With the rise of artificial intelligence and machine learning applications, researchers are increasingly demanding the amount of computation for deep learning and training. To meet this intensive computing requirement, a considerable cluster of servers is often required. At the Hot Chips conference earlier this year, we saw the Nervana NNP-T Spring Crest chip from Intel. By acquiring Nervana, Intel acquired the IP needed to build a “large training chip.”
(Image via AnandTech)
The chip is known to be based on TSMC’s 16nm process, complemented by CoWoS and four layers of HBM2 memory, and covers an area of 680 mm2. Earlier this week, Supermicro showed off its latest Nervana NNP-T server at the Supercomputing Conference.
These hardware are based on PCIe expansion cards, and you can imagine that they were previously designed to accommodate the GPUs of traditional servers. It features a typical 2P layout that inserts eight expansion cards into a 4U chassis and communicates with each other.

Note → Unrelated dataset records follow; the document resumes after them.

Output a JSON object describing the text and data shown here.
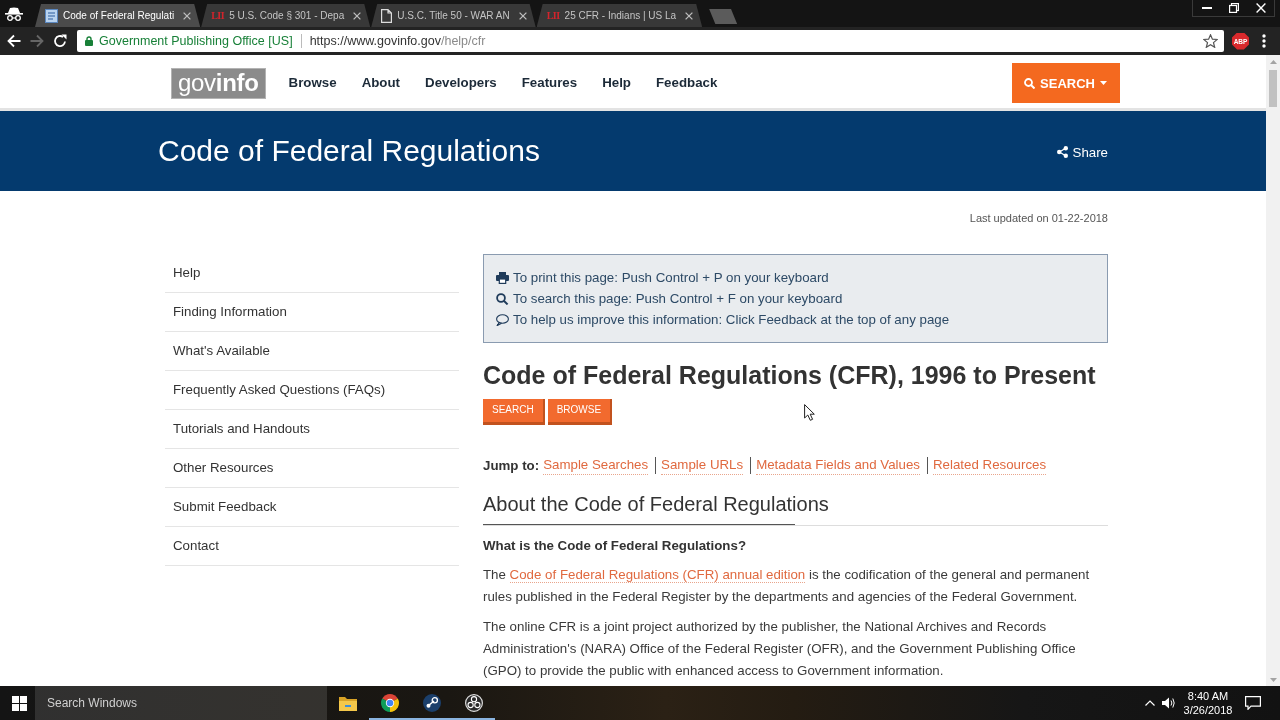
{
  "browser": {
    "tabs": [
      {
        "kind": "site-icon",
        "title": "Code of Federal Regulati",
        "selected": true
      },
      {
        "kind": "text-icon",
        "icon_text": "LII",
        "title": "5 U.S. Code § 301 - Depa",
        "selected": false
      },
      {
        "kind": "page-icon",
        "title": "U.S.C. Title 50 - WAR AN",
        "selected": false
      },
      {
        "kind": "text-icon",
        "icon_text": "LII",
        "title": "25 CFR - Indians | US La",
        "selected": false
      }
    ],
    "forward_disabled": true,
    "address": {
      "site_name": "Government Publishing Office [US]",
      "url_origin": "https://www.govinfo.gov",
      "url_path": "/help/cfr"
    },
    "extension_label": "ABP"
  },
  "site_header": {
    "logo": "gov**info**",
    "nav": [
      "Browse",
      "About",
      "Developers",
      "Features",
      "Help",
      "Feedback"
    ],
    "search_button": "SEARCH"
  },
  "banner": {
    "title": "Code of Federal Regulations",
    "share": "Share"
  },
  "last_updated": "Last updated on 01-22-2018",
  "sidebar": {
    "items": [
      "Help",
      "Finding Information",
      "What's Available",
      "Frequently Asked Questions (FAQs)",
      "Tutorials and Handouts",
      "Other Resources",
      "Submit Feedback",
      "Contact"
    ]
  },
  "notice": {
    "lines": [
      {
        "kind": "print",
        "text": "To print this page: Push Control + P on your keyboard"
      },
      {
        "kind": "search",
        "text": "To search this page: Push Control + F on your keyboard"
      },
      {
        "kind": "comment",
        "text": "To help us improve this information: Click Feedback at the top of any page"
      }
    ]
  },
  "main": {
    "title": "Code of Federal Regulations (CFR), 1996 to Present",
    "buttons": [
      "SEARCH",
      "BROWSE"
    ],
    "jump_to": {
      "label": "Jump to:",
      "links": [
        "Sample Searches",
        "Sample URLs",
        "Metadata Fields and Values",
        "Related Resources"
      ]
    },
    "section_title": "About the Code of Federal Regulations",
    "question": "What is the Code of Federal Regulations?",
    "paragraphs": [
      {
        "kind": "linked",
        "before": "The ",
        "link": "Code of Federal Regulations (CFR) annual edition",
        "after": " is the codification of the general and permanent rules published in the Federal Register by the departments and agencies of the Federal Government."
      },
      {
        "kind": "plain",
        "text": "The online CFR is a joint project authorized by the publisher, the National Archives and Records Administration's (NARA) Office of the Federal Register (OFR), and the Government Publishing Office (GPO) to provide the public with enhanced access to Government information."
      }
    ]
  },
  "taskbar": {
    "search": {
      "placeholder": "Search Windows"
    },
    "apps": [
      {
        "kind": "folder",
        "running": false
      },
      {
        "kind": "ring",
        "running": true
      },
      {
        "kind": "disc",
        "running": true
      },
      {
        "kind": "aperture",
        "running": true
      }
    ],
    "time": "8:40 AM",
    "date": "3/26/2018"
  }
}
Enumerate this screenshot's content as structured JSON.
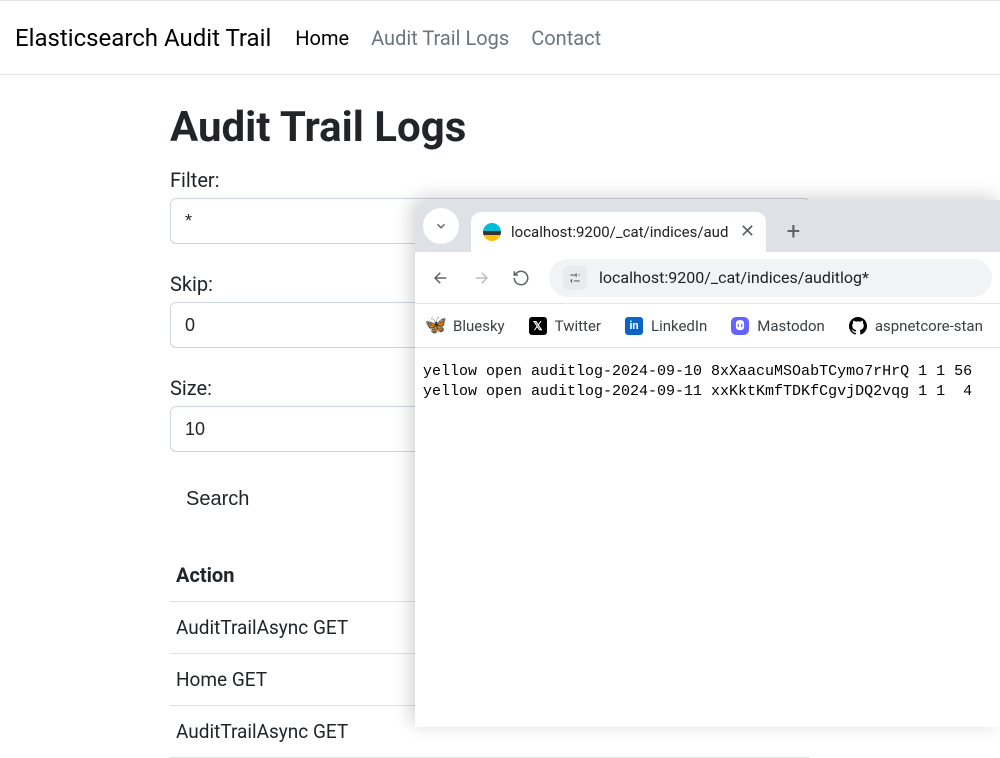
{
  "nav": {
    "brand": "Elasticsearch Audit Trail",
    "links": [
      {
        "label": "Home",
        "active": true
      },
      {
        "label": "Audit Trail Logs",
        "active": false
      },
      {
        "label": "Contact",
        "active": false
      }
    ]
  },
  "page": {
    "title": "Audit Trail Logs",
    "filter_label": "Filter:",
    "filter_value": "*",
    "skip_label": "Skip:",
    "skip_value": "0",
    "size_label": "Size:",
    "size_value": "10",
    "search_button": "Search"
  },
  "table": {
    "header_action": "Action",
    "rows": [
      "AuditTrailAsync GET",
      "Home GET",
      "AuditTrailAsync GET"
    ]
  },
  "browser": {
    "tab_title": "localhost:9200/_cat/indices/aud",
    "url": "localhost:9200/_cat/indices/auditlog*",
    "bookmarks": {
      "bluesky": "Bluesky",
      "twitter": "Twitter",
      "linkedin": "LinkedIn",
      "mastodon": "Mastodon",
      "github": "aspnetcore-stan"
    },
    "body_lines": [
      "yellow open auditlog-2024-09-10 8xXaacuMSOabTCymo7rHrQ 1 1 56",
      "yellow open auditlog-2024-09-11 xxKktKmfTDKfCgvjDQ2vqg 1 1  4"
    ]
  }
}
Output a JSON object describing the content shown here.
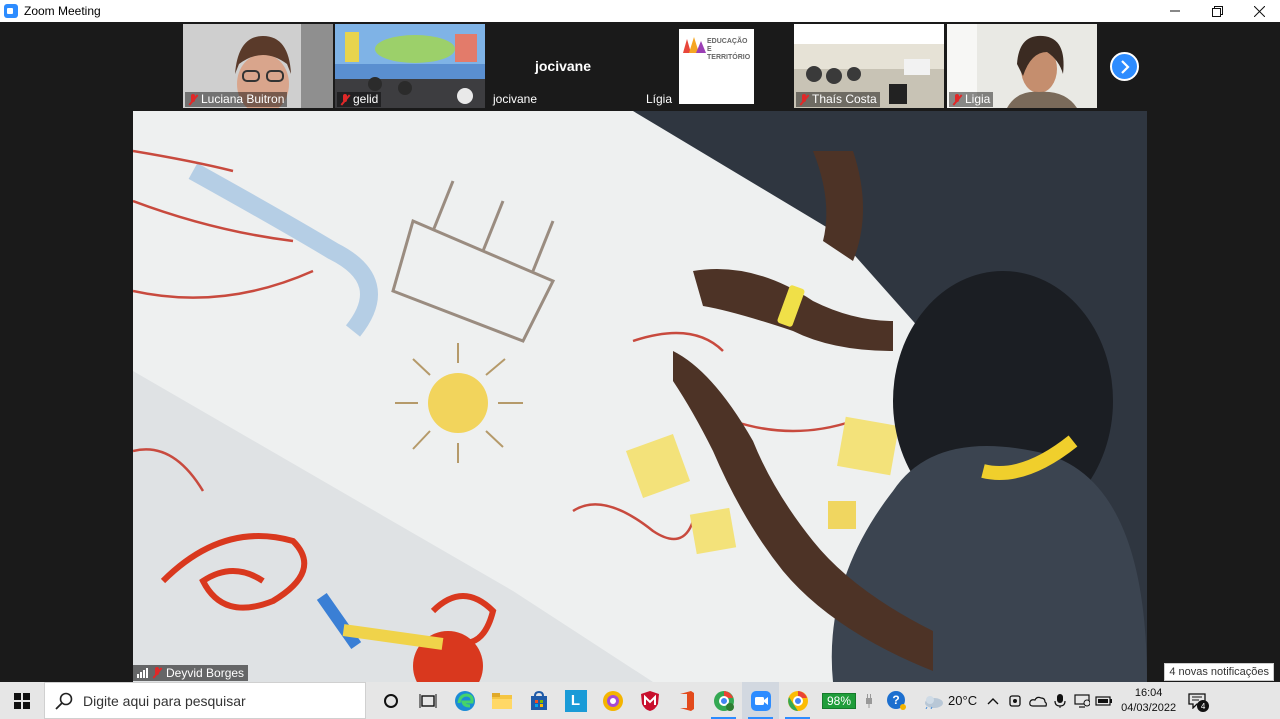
{
  "window": {
    "title": "Zoom Meeting"
  },
  "participants": [
    {
      "name": "Luciana Buitron",
      "muted": true
    },
    {
      "name": "gelid",
      "muted": true
    },
    {
      "name": "jocivane",
      "muted": false,
      "center_name": "jocivane"
    },
    {
      "name": "Lígia",
      "muted": false,
      "logo_text": "EDUCAÇÃO E TERRITÓRIO"
    },
    {
      "name": "Thaís Costa",
      "muted": true
    },
    {
      "name": "Ligia",
      "muted": true
    }
  ],
  "main": {
    "speaker_name": "Deyvid Borges",
    "speaker_muted": true
  },
  "notification": "4 novas notificações",
  "taskbar": {
    "search_placeholder": "Digite aqui para pesquisar",
    "battery": "98%",
    "temperature": "20°C",
    "time": "16:04",
    "date": "04/03/2022",
    "notification_count": "4",
    "app_letter": "L"
  },
  "colors": {
    "zoom_blue": "#2d8cff",
    "muted_red": "#e02828",
    "battery_green": "#1f9d3a"
  }
}
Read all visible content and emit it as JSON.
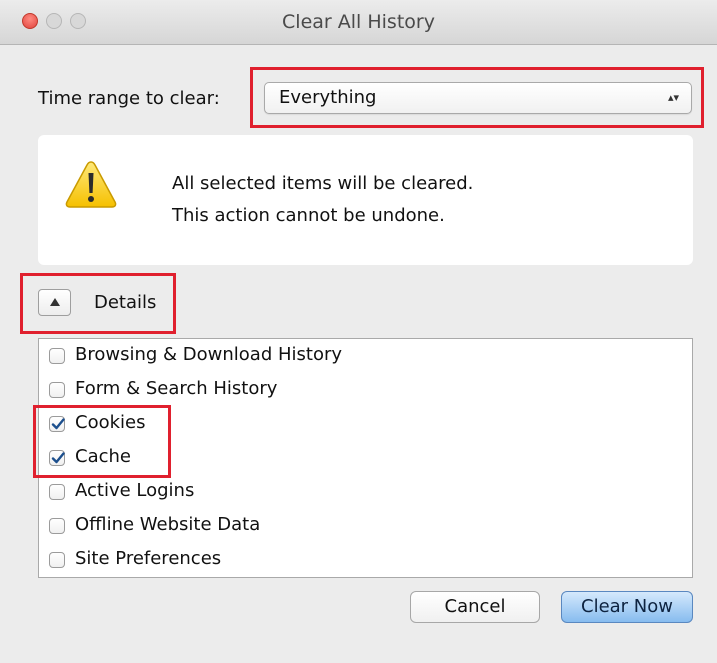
{
  "window": {
    "title": "Clear All History"
  },
  "time_range": {
    "label": "Time range to clear:",
    "selected": "Everything",
    "arrows": "▴▾"
  },
  "warning": {
    "icon": "warning-triangle-icon",
    "line1": "All selected items will be cleared.",
    "line2": "This action cannot be undone."
  },
  "details": {
    "label": "Details",
    "expanded": true
  },
  "items": [
    {
      "label": "Browsing & Download History",
      "checked": false
    },
    {
      "label": "Form & Search History",
      "checked": false
    },
    {
      "label": "Cookies",
      "checked": true
    },
    {
      "label": "Cache",
      "checked": true
    },
    {
      "label": "Active Logins",
      "checked": false
    },
    {
      "label": "Offline Website Data",
      "checked": false
    },
    {
      "label": "Site Preferences",
      "checked": false
    }
  ],
  "buttons": {
    "cancel": "Cancel",
    "clear_now": "Clear Now"
  },
  "colors": {
    "highlight": "#e0202e",
    "default_button": "#87bcef",
    "checkmark": "#1c4f8d"
  }
}
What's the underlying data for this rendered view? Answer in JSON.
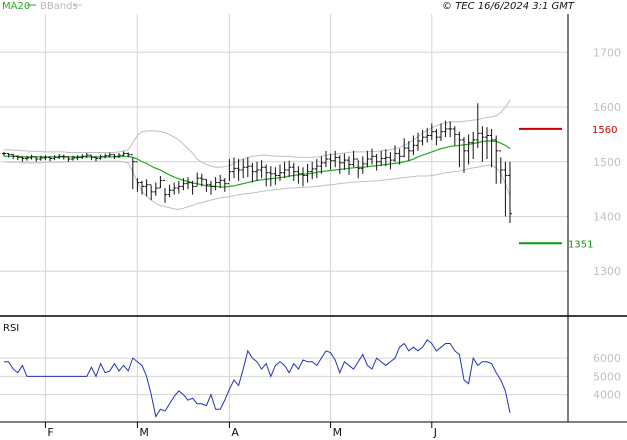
{
  "header": {
    "ma_label": "MA20",
    "bb_label": "BBands",
    "copyright": "© TEC 16/6/2024 3:1 GMT"
  },
  "rsi_panel": {
    "title": "RSI"
  },
  "colors": {
    "ma": "#22aa22",
    "bbands": "#c0c0c0",
    "price": "#111111",
    "rsi": "#2233bb",
    "resistance": "#cc0000",
    "support": "#119911",
    "grid": "#d4d4d4",
    "frame": "#000000"
  },
  "levels": {
    "resistance": {
      "value": 1560,
      "label": "1560"
    },
    "support": {
      "value": 1351,
      "label": "1351"
    }
  },
  "chart_data": [
    {
      "type": "ohlc",
      "ylim": [
        1220,
        1770
      ],
      "y_ticks": [
        1300,
        1400,
        1500,
        1600,
        1700
      ],
      "y_tick_labels": [
        "1300",
        "1400",
        "1500",
        "1600",
        "1700"
      ],
      "x_labels": [
        "F",
        "M",
        "A",
        "M",
        "J"
      ],
      "x_label_positions": [
        9,
        29,
        49,
        71,
        93
      ],
      "grid": true,
      "close": [
        1515,
        1513,
        1510,
        1508,
        1506,
        1507,
        1509,
        1505,
        1507,
        1508,
        1506,
        1508,
        1510,
        1509,
        1505,
        1507,
        1508,
        1510,
        1512,
        1508,
        1506,
        1509,
        1511,
        1513,
        1510,
        1512,
        1515,
        1513,
        1500,
        1462,
        1455,
        1458,
        1445,
        1452,
        1466,
        1440,
        1448,
        1452,
        1455,
        1460,
        1462,
        1455,
        1470,
        1468,
        1458,
        1455,
        1462,
        1466,
        1460,
        1482,
        1488,
        1485,
        1490,
        1492,
        1482,
        1485,
        1490,
        1480,
        1478,
        1475,
        1480,
        1485,
        1490,
        1482,
        1478,
        1475,
        1482,
        1487,
        1492,
        1498,
        1505,
        1502,
        1508,
        1498,
        1503,
        1495,
        1505,
        1488,
        1496,
        1505,
        1510,
        1500,
        1506,
        1508,
        1503,
        1515,
        1510,
        1525,
        1520,
        1530,
        1538,
        1545,
        1548,
        1555,
        1545,
        1555,
        1560,
        1560,
        1550,
        1540,
        1520,
        1535,
        1540,
        1552,
        1545,
        1548,
        1540,
        1520,
        1485,
        1475,
        1405
      ],
      "high": [
        1518,
        1516,
        1514,
        1512,
        1510,
        1511,
        1513,
        1509,
        1511,
        1512,
        1510,
        1512,
        1514,
        1513,
        1509,
        1511,
        1512,
        1514,
        1516,
        1512,
        1510,
        1513,
        1515,
        1517,
        1514,
        1516,
        1519,
        1517,
        1508,
        1470,
        1465,
        1468,
        1457,
        1462,
        1474,
        1452,
        1458,
        1462,
        1465,
        1470,
        1472,
        1465,
        1480,
        1478,
        1468,
        1465,
        1472,
        1476,
        1470,
        1505,
        1508,
        1505,
        1505,
        1508,
        1498,
        1500,
        1503,
        1495,
        1492,
        1490,
        1495,
        1500,
        1502,
        1498,
        1492,
        1490,
        1496,
        1500,
        1505,
        1510,
        1520,
        1515,
        1520,
        1512,
        1515,
        1510,
        1520,
        1503,
        1510,
        1520,
        1524,
        1514,
        1520,
        1523,
        1518,
        1530,
        1524,
        1543,
        1538,
        1548,
        1553,
        1558,
        1562,
        1570,
        1560,
        1570,
        1575,
        1574,
        1565,
        1555,
        1545,
        1550,
        1555,
        1607,
        1565,
        1563,
        1560,
        1548,
        1508,
        1500,
        1500
      ],
      "low": [
        1510,
        1508,
        1505,
        1503,
        1500,
        1502,
        1504,
        1500,
        1502,
        1503,
        1501,
        1503,
        1505,
        1504,
        1500,
        1502,
        1503,
        1505,
        1507,
        1503,
        1501,
        1504,
        1506,
        1508,
        1505,
        1507,
        1510,
        1508,
        1450,
        1445,
        1440,
        1437,
        1430,
        1438,
        1452,
        1425,
        1435,
        1440,
        1442,
        1448,
        1450,
        1440,
        1456,
        1455,
        1445,
        1440,
        1448,
        1452,
        1445,
        1465,
        1470,
        1465,
        1470,
        1472,
        1462,
        1465,
        1470,
        1455,
        1455,
        1458,
        1465,
        1470,
        1472,
        1465,
        1460,
        1455,
        1462,
        1468,
        1470,
        1478,
        1490,
        1486,
        1490,
        1478,
        1485,
        1476,
        1490,
        1470,
        1478,
        1490,
        1495,
        1484,
        1492,
        1492,
        1486,
        1500,
        1495,
        1508,
        1502,
        1512,
        1520,
        1530,
        1535,
        1540,
        1530,
        1538,
        1545,
        1545,
        1530,
        1490,
        1480,
        1495,
        1505,
        1525,
        1500,
        1505,
        1490,
        1460,
        1460,
        1400,
        1388
      ],
      "ma20": [
        1510,
        1510,
        1510,
        1510,
        1509,
        1509,
        1509,
        1509,
        1509,
        1509,
        1509,
        1509,
        1509,
        1509,
        1509,
        1509,
        1509,
        1509,
        1509,
        1509,
        1509,
        1509,
        1509,
        1509,
        1509,
        1509,
        1510,
        1510,
        1508,
        1505,
        1500,
        1497,
        1492,
        1488,
        1485,
        1480,
        1476,
        1472,
        1469,
        1466,
        1464,
        1461,
        1460,
        1458,
        1456,
        1455,
        1455,
        1454,
        1454,
        1455,
        1456,
        1458,
        1460,
        1462,
        1464,
        1466,
        1467,
        1468,
        1469,
        1470,
        1471,
        1472,
        1474,
        1475,
        1476,
        1477,
        1478,
        1479,
        1481,
        1482,
        1483,
        1484,
        1485,
        1486,
        1487,
        1488,
        1489,
        1490,
        1490,
        1491,
        1492,
        1493,
        1494,
        1495,
        1496,
        1497,
        1498,
        1500,
        1502,
        1505,
        1509,
        1512,
        1515,
        1518,
        1521,
        1524,
        1526,
        1528,
        1529,
        1530,
        1531,
        1532,
        1533,
        1535,
        1537,
        1538,
        1538,
        1537,
        1534,
        1530,
        1524
      ],
      "bb_upper": [
        1522,
        1522,
        1521,
        1521,
        1520,
        1520,
        1519,
        1519,
        1519,
        1518,
        1518,
        1518,
        1518,
        1518,
        1517,
        1517,
        1517,
        1517,
        1517,
        1517,
        1517,
        1517,
        1517,
        1517,
        1517,
        1518,
        1520,
        1522,
        1535,
        1548,
        1555,
        1556,
        1557,
        1556,
        1555,
        1553,
        1550,
        1545,
        1540,
        1532,
        1524,
        1516,
        1505,
        1499,
        1495,
        1492,
        1490,
        1490,
        1491,
        1493,
        1497,
        1502,
        1505,
        1508,
        1510,
        1511,
        1512,
        1512,
        1511,
        1510,
        1510,
        1510,
        1510,
        1509,
        1508,
        1508,
        1508,
        1508,
        1509,
        1510,
        1512,
        1513,
        1514,
        1515,
        1516,
        1517,
        1518,
        1518,
        1518,
        1518,
        1519,
        1519,
        1520,
        1521,
        1522,
        1524,
        1526,
        1530,
        1534,
        1540,
        1546,
        1552,
        1557,
        1562,
        1566,
        1569,
        1571,
        1573,
        1573,
        1573,
        1574,
        1575,
        1576,
        1577,
        1579,
        1581,
        1582,
        1584,
        1590,
        1600,
        1612
      ],
      "bb_lower": [
        1500,
        1499,
        1499,
        1499,
        1498,
        1498,
        1498,
        1498,
        1498,
        1499,
        1499,
        1499,
        1499,
        1499,
        1500,
        1500,
        1500,
        1500,
        1500,
        1500,
        1501,
        1501,
        1501,
        1501,
        1501,
        1501,
        1500,
        1498,
        1482,
        1463,
        1446,
        1437,
        1430,
        1424,
        1420,
        1418,
        1416,
        1414,
        1413,
        1415,
        1418,
        1420,
        1424,
        1425,
        1428,
        1430,
        1432,
        1434,
        1435,
        1436,
        1438,
        1440,
        1441,
        1442,
        1443,
        1444,
        1446,
        1447,
        1448,
        1449,
        1450,
        1451,
        1452,
        1452,
        1453,
        1453,
        1454,
        1454,
        1455,
        1456,
        1457,
        1458,
        1459,
        1460,
        1461,
        1462,
        1463,
        1463,
        1464,
        1464,
        1465,
        1465,
        1466,
        1467,
        1468,
        1469,
        1470,
        1471,
        1472,
        1473,
        1474,
        1474,
        1474,
        1475,
        1476,
        1478,
        1480,
        1481,
        1482,
        1483,
        1485,
        1487,
        1489,
        1490,
        1492,
        1493,
        1494,
        1489,
        1479,
        1460,
        1437
      ]
    },
    {
      "type": "line",
      "name": "RSI",
      "ylim": [
        25,
        82
      ],
      "y_ticks": [
        40,
        50,
        60
      ],
      "y_tick_labels": [
        "4000",
        "5000",
        "6000"
      ],
      "values": [
        58,
        58,
        54,
        52,
        56,
        50,
        50,
        50,
        50,
        50,
        50,
        50,
        50,
        50,
        50,
        50,
        50,
        50,
        50,
        55,
        50,
        57,
        52,
        53,
        57,
        53,
        56,
        53,
        60,
        58,
        56,
        50,
        40,
        28,
        32,
        31,
        35,
        39,
        42,
        40,
        37,
        38,
        35,
        35,
        34,
        40,
        32,
        32,
        37,
        43,
        48,
        45,
        54,
        64,
        60,
        58,
        54,
        57,
        50,
        56,
        58,
        56,
        52,
        57,
        54,
        59,
        58,
        58,
        56,
        60,
        64,
        63,
        59,
        52,
        58,
        56,
        54,
        58,
        62,
        56,
        54,
        60,
        58,
        56,
        58,
        60,
        66,
        68,
        64,
        66,
        64,
        66,
        70,
        68,
        64,
        66,
        68,
        68,
        64,
        62,
        48,
        46,
        60,
        56,
        58,
        58,
        57,
        52,
        48,
        42,
        30
      ]
    }
  ]
}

Each chip has a total bidirectional bandwidth of 3.58 Tbps, while off-chip connections support scalability of up to 1024 nodes. From the 8-pin auxiliary power supply per PCIe card, its peak power should be at the standard 225W.
Later this week, Supermicro informed that it had been approved to present the 8-way OAM (OCP Accelerator Module) version of the series of servers. It maintains communication between chips through the PCB on the bottom plate, rather than a bridge such as a traditional PCIe card-to-card.
This allows a large amount of air to circulate between the expansion cards to dissipate heat and is compatible with the modular OCP standard. As Intel’s first chip to support bfloat16 deep learning training, up to 119 TOPs per chip.
There is also a 60MB on-chip memory and 24 dedicated “tensor” processor clusters, which have a dual 32-by-32 matrix multiplication array. The chip has 27 billion transistors with a core frequency of 1.1 GHz, supplemented by 32GB of HBM2-2400 memory.
Technically, PCIe connections can be upgraded to Gen 4.0 x16, but the Intel Commerce CPU supports this feature. It has been suggested that some customers are upgrading their head nodes from 2P to 4P (Facebook uses 8P) to expand this calculation.
Supermicro’s statement states that its NNP-T system is ready to be deployed to facilitate deep learning and training.